「離島医療に邁進する医師の生き様」Dr.コトー診療所 みかずきさんの映画レビュー(感想・評価)
離島医療に邁進する医師の生き様
人気TVシリーズの16年後を描いた作品。16年前に頼ることなく、今をしっかりと描いている。歳を重ねても変わらぬ島民を想う強い意志で離島医療に孤軍奮闘する医師の姿と、彼と島民との強い絆を描いた感動感涙作である。離島医療の現状と問題点にも真摯に向き合っている作品の姿勢が良い。
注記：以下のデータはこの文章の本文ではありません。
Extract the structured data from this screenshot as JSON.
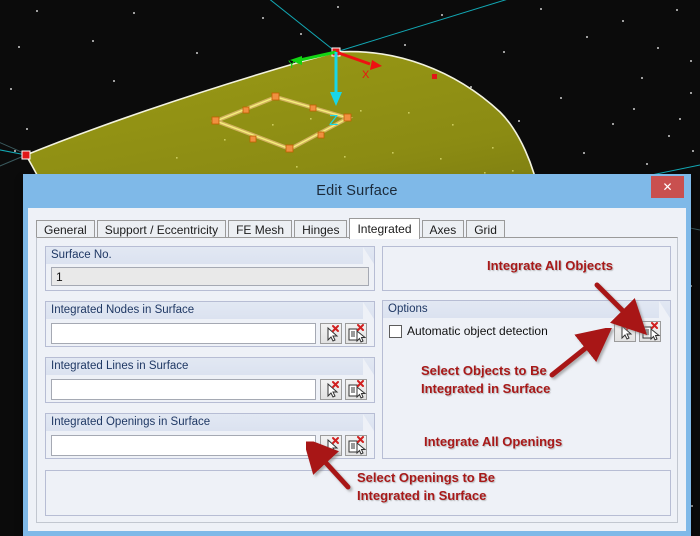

今作の舞台は、日本の西端にある志木那島。19年前に島で唯一の診療所医師となった主人公・五島健助(吉岡秀隆)は、今では島民に信頼され、唯一無二の存在となっていた。数年前に看護師の星野彩佳(柴咲コウ)と結婚し、第一子の誕生が近づいていた。そんな平穏な状況の中で、健助にある変化が起きていた・・・。
健助を演じる吉岡秀隆の俳優としての成長が顕著である。特に健助の様な優しさの中に強い信念を秘めた日本人らしい役は独壇場である。健助は病魔に侵され、妻と誕生する子を残して死にたくない、死と向き合った患者の気持ちを本当に理解できたと吐露する。今までの己の未熟さを恥じる。歳を重ねても謙虚な姿勢は揺るぎない。
健助の対極に二人の若者がいる。医学を目指し挫折した原剛洋(冨田亮)と、離島医療を勉強にきた新人医師・織田判斗(高橋海人)だ。織田は、健助のやり方に不満を持ち、剛洋は自分の将来に不安を抱えていた。
折しも、島に台風が襲来し、負傷者が診療所に次々と運ばれ、健助は周りの制止を振り切り病を押して治療を行う。織田は、健助依存の現状に怒りながらも、懸命に手術を続ける健助を支え続ける。剛洋も、健助の代わりに懸命に蘇生行為を続ける。
手術前の健助の所作に凄味がある。疲弊し乱れる呼吸を整えながら天井を見上げる。静かに集中力を高め鋭い眼光でメスを握る。修羅場と化した診療所での健助の姿を見て、織田と剛洋は覚醒する。
ラストシーン。言葉はなく映像表現のみ。吹っ切れた織田と剛洋の表情と誕生した子供の姿が印象的。この三人が健助の意志を受け継ぐことを示唆している。三人の成長した姿を観たくなった。
みかずきさん、共感、コメントありがとうございます。
医師として大挙して押し寄せる患者をどうするか、2人の意見が全く違うところに感銘を受けました。
軽傷ならば看護師の手当だけでも大丈夫。
島民すべてが家族みたいなものだから、トリアージなんてとんでもない。
おっしゃるとおり、吉岡秀隆にしかできない素晴らしい医者の姿を見せつけられましたね~
今晩は。
コメント有難うございます。
今作は、評価が分かれていますが、私は漫画やドラマは一切観ていないのですが、Dr.コトーの聖人の様な人間性に惹かれました。(だから、多くの人に愛されているんだろうなあ、と思いました。)
台風でトリアージを迫られる中、自らも病に倒れるシーンの解釈は、多くの人が違和感を覚えているようですが、私は”是”としました。
拙レビューにも記載した通りです。だからと言って、否定的に捉えた方々の観方を否定する積りもありません。
映画は当たり前ですが、観る人の感性により見方が変わりますからね。
ラストシーンが今作の価値を高めたと思いますし。仰る通り二人の医師を目指す青年の成長物語でもありましたね。
では。返信は不要ですよ。
こんばんは
みかずきさん😄
お久しぶりです。
3ヶ月?ぶりくらいに劇場で鑑賞しました。
本作はどんなに忙しくても絶対に観ようと決めてまして笑。
期待通りでした。
出演者の皆さんがそれぞれに年を重ねてそれがそのまま作品の重みとなったように思います。